About the statistics

Brå has published new recidivism statistics from 2012. The statistics have been improved through various measures in terms of reliability, quality and timeliness. The recidivism statistics aim, as before, to give an overview of the level, structure and development of relapses into crime. The statistics also present new measures such as time to first relapse.

The statistics is divided into to two products, one final and one preliminary recidivism statistics. The difference is the follow up time and the time for collection of conviction decisions that include relapses into crime. These time periods are three years each in the final statistics and one year each in the preliminary statistics. This gives the possibility to present more reliable final statistics compared to the preliminary statistics.

Due to the changes the levels in the new and old recidivism statistics are not directly comparable. It is however possible to compare distributions and development patterns.

¹) An initial event is a release from prison, discharge from closed institutional youth care, completed intensive supervision with electronic monitoring or court sentencing with legal force or conviction decisions with other sanctions.

²) Previous adjudications mean court sentencing with legal force or conviction decisions 5 years before the initial event.

A note on making international comparisons

Crime statistics are influenced by both legal and statistical factors, and by the extent to which crime is reported and registered. These factors can vary from one country to another. There are no international standards for how crime statistics should be produced and presented and this makes international comparisons difficult.

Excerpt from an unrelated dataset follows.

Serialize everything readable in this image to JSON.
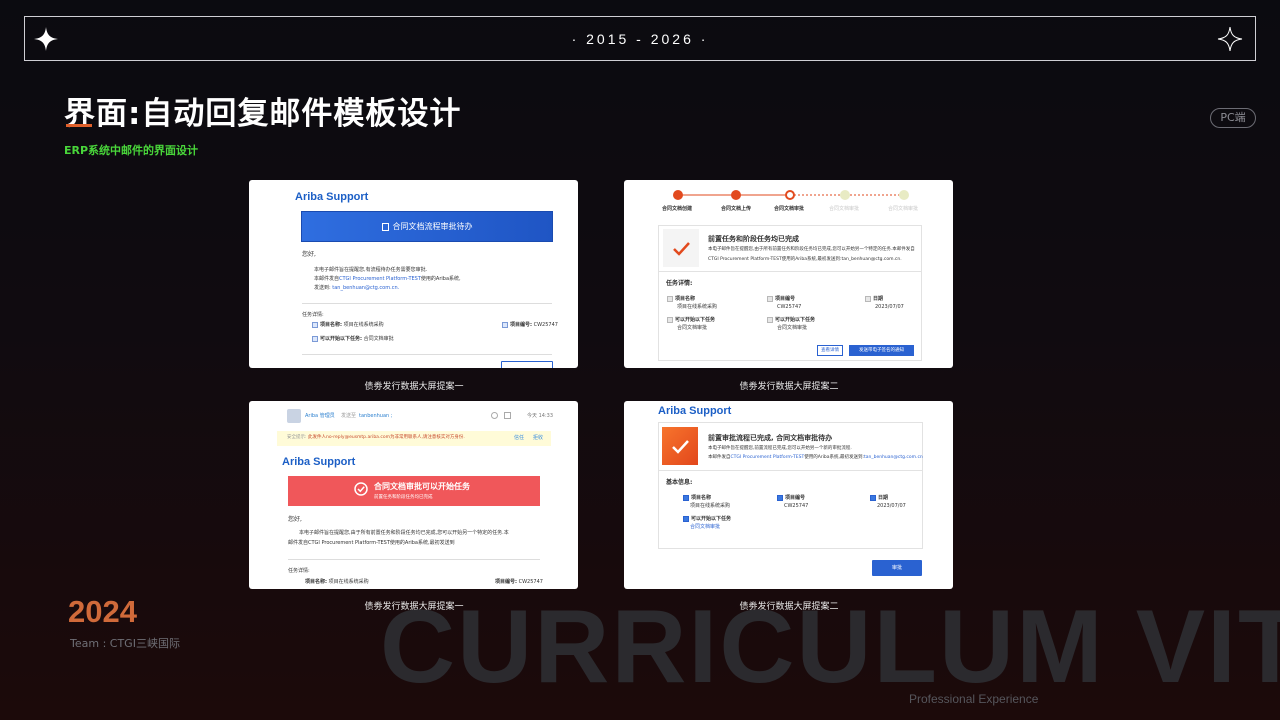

The legal factors that influence crime statistics include the way offences are defined in the relevant legislation, for example, as well as the rules and guiding principles that obtain for the work of the police and prosecutors.

The statistical factors that exert an influence include the principles that determine when a crime is recorded in the statistics. In some countries an event is only recorded in the crime statistics if, after investigation, it can legitimately be considered a crime or where there is sufficient evidence that a crime has been committed. Swedish statistics, on the other hand, record all reported events as crimes even if some of them are later found not to have constituted criminal offences.

Every country has its own principles about what is to be recorded as a criminal act. In some countries, if several offences are committed on the same occasion, only the most serious of these will be recorded. In Sweden, every offence committed on a single occasion is recorded in principle.

Methods of counting crime also vary from one country to another. Several offences of the same kind against a single victim will be counted in some countries as a single crime. By contrast, in Swedish crime statistics every offence occurring under these circumstances is counted separately.

The statistical classification of different types of incidents also varies. This is true of attempted offences, for example, which are in Sweden counted together with completed crimes. In a number of other countries, attempted offences are either recorded separately or ignored for statistical purposes.

Crime statistics are also influenced by public willingness to report crime, and by the efforts made by the police to deal with reported crime in the light of the way they prioritise different types of offences. This too may vary from country to country, making international comparisons more difficult.

The Swedish Crime Survey (a survey of self-reported victimization) constitutes a valuable indicator of  exposure to crime (for example in relation to the official crime statistics), as a means of describing perceptions of safety (or fear of crime) or confidence, and also as a national reference point for other surveys.